仮想人格:アルバート公
#設定メモ #仮想人格
概要
仮想人格プログラムがプログラムカルテ化されることにより、商業化に目処が立った1870年代。密かに記録、保持されていた人格があった。1861年、腸チフスにより亡くなったアルバート公の人格である。
アルバート公の人格は、仮想人格研究を支援していたホールワース財団により記録されていた。
当時の仮想人格は、プログラムカルテによる記述の開発中であり、試験的なものであったが、アルバート公自身の仮想人格の発展に対する期待は大きかった。研究にも深い関心を示し、自らの人格を記録したものである。
アルバート公の支持もあり、ヴィクトリア女王も、ロンドン万博などの一部の記憶が記録された。このことは、財団の中でもごく僅かの人間しか知らないことであった。

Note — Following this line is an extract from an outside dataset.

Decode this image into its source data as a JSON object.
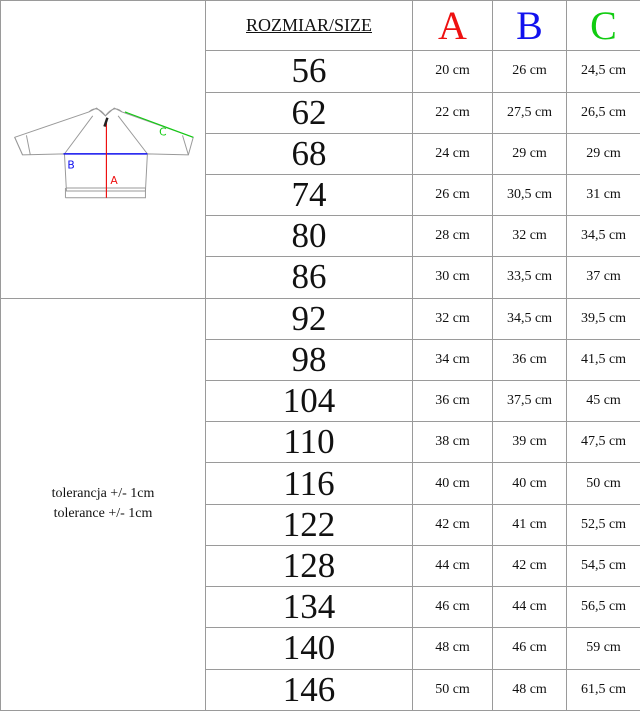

アルバート公が亡くなった後、仮想人格は封印された。死者の人格の保存に関する議論は、多くの問題をはらんでいた。それが王族ともなると、なおさら慎重にならざるを得ない。ホールワース財団は、ロスチャイルド家をふくむ多くの出資者のために、仮想人格を記録していた。仮想人格による不老不死、自己の永続性が密かに期待されていた。
仮想人格がプログラムカルテとして、商業化の目処がついた1870年代。財団を通してヴィクトリア女王に仮想人格の体験を促すことがあった。かつて記録されたロンドン万博の記憶。大英帝国の威容を世界に誇った一大事業。アルバート公亡き後、ひきこもりがちだった女王を再び引き出す意図もあった。
しかし、結果は全く逆の効果でしかなかった。ヴィクトリア女王にとって、1851年のロンドン万博は、アルバート公の手腕による成功の記憶であり、アルバート公への追憶が増すばかりであった。
その真の目的は、ヴィクトリア女王へアルバート公の仮想人格を導入し、政治的にも帝国の女王としての威信を取り戻すという計画であった。しかし、女王の反応から、アルバート公の仮想人格の存在そのものが女王には、秘匿されるものと判断された。
その頃、アルバート公を記念する事業が、ディズレーリを中心に発案されていた。アルバート記念碑に密かにアルバート公の仮想人格は秘匿された。アルバート記念碑の大英帝国を象徴する意匠の土台には、アルバート公の人格が文字通り埋め込まれている。これは、ディズレーリや、ホールワース財団の数人しか知らない事であった。